The Line is just another in a long line of Utopian attempts to reclaim Eden. Again, all cities are, to some degree attempts to recreate Eden, because all cities are attempts to Edenify – to subdue and rule over the earth to maximize the flourishing of human beings – but the Line is different. It’s different because it is an entirely planned city, from beginning to end, and it has a specific vision of what kind of city will be conducive to maximize human flourishing. Rather than previous planned cities, which largely followed traditional designs, The Line scraps them, attempting to maximize efficiency of space, economization is the watchword in The Line.
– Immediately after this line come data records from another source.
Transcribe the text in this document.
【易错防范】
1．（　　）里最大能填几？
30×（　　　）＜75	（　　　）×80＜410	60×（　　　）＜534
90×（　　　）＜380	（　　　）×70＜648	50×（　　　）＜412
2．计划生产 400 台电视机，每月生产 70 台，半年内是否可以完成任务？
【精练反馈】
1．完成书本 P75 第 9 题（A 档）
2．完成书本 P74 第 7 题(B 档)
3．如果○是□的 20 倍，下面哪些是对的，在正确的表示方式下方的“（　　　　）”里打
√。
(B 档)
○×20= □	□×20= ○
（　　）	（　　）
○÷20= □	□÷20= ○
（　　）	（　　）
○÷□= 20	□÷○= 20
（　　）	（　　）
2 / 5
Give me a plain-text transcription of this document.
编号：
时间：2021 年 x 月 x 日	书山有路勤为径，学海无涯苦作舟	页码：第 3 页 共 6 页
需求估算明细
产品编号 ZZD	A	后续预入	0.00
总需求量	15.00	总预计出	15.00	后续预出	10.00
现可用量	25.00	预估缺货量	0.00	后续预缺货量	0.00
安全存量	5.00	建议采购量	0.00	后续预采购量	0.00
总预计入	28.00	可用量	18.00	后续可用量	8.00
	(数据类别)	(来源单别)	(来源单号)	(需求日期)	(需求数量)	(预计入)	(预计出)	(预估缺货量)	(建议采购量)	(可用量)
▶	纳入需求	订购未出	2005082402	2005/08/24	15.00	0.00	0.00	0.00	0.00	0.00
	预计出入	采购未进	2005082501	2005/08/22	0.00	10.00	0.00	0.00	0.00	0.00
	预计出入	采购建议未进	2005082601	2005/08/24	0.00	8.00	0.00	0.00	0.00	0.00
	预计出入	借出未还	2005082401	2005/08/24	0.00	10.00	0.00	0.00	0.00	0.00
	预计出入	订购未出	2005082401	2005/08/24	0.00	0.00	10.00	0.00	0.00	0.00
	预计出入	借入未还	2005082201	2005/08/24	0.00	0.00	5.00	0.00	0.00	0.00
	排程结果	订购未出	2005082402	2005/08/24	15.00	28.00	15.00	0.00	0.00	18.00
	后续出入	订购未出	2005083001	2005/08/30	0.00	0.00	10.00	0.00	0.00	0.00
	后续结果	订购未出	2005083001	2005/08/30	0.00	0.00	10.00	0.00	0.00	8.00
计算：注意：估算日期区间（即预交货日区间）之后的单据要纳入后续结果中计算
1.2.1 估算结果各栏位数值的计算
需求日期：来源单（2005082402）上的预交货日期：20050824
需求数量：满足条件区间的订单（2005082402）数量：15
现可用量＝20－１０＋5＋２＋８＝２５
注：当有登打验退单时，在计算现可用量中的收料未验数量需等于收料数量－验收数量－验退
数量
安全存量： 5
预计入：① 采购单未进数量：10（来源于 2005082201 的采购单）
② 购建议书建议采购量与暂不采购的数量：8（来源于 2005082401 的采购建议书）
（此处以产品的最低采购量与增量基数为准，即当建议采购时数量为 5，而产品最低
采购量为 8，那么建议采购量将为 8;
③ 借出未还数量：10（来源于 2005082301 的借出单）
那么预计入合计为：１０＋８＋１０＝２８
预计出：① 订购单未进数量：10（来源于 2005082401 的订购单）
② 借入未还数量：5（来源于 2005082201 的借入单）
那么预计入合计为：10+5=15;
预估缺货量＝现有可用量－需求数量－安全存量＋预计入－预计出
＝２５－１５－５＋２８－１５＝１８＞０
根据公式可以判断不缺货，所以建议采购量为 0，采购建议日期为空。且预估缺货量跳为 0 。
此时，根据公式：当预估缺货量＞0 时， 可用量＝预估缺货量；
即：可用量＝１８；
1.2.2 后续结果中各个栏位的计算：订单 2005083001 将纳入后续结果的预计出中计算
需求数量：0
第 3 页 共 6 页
And, of course, this is not significantly different from small, well defined communities that have always existed in big cities, or even as there are mega-skyscrapers that are deliberate attempts to be cities within cities. The stuff of video-game and sci-fi fantasy is possible to see in real-time.  

Only time will tell whether The Line will be successful in its goals, which ostensibly are: to be built; to be maximally populated; and to have The Line perform, at least, marginally better that traditional cities. And let’s be honest, traditional cities in America and elsewhere certainly have their problems: crime; drugs; homelessness; despair; overwork; and very important to me, the fact that cities are just plain ugly, almost deliberately aggressively obnoxiously ugly – as Tom Wolfe said of Modern Art in Back to Blood, it’s “ugly on purpose”.

And, perhaps, you think I’m making too much of aesthetics. I think I might be making too little of it – ugly cities that nobody wants to walk around in say an awful lot about our culture – but that’s another sermon.

Will The Line be successful according to the metrics the Saudi’s are setting? Will this be bin Salmon’s Success or Mohammed’s Mess-up? I don’t know.

But what I can say with confidence is that it will not achieve the goal of making Eden. It surely will be man’s attempt, but that means it will be man’s attempt. It will be one more baby-Babylon, anticipating and typifying The Babylon, the Babylon par excellence – what The Holy Spirit calls The Whore. Will The Line be better than any other city of 9 million in Saudi Arabia – a nation whose biggest city today is Riyadh and has a population of 7 million? Maybe, maybe not. But while we as Christians should seek the prosperity and peace of our cities, where we sojourn we should never, we MUST never forget the words of Hebrews:

“By faith Abraham, when called to go to a place he would later receive as his inheritance, obeyed and went, even though he did not know where he was going. By faith he made his home in the promised land like a stranger in a foreign country; he lived in tents, as did Isaac and Jacob, who were heirs with him of the same promise.  For he was looking forward to the city with foundations, whose architect and builder is God. And by faith even Sarah, who was past childbearing age, was enabled to bear children because she considered him faithful who had made the promise. And so from this one man, and he as good as dead, came descendants as numerous as the stars in the sky and as countless as the sand on the seashore.

All these people were still living by faith when they died. They did not receive the things promised; they only saw them and welcomed them from a distance, admitting that they were foreigners and strangers on earth. People who say such things show that they are looking for a country of their own. If they had been thinking of the country they had left, they would have had opportunity to return. Instead, they were longing for a better country—a heavenly one. Therefore God is not ashamed to be called their God, for he has prepared a city for them.”

 

Let’s keep our hope in the City of God, the New Jerusalem, while we pray for the city of man.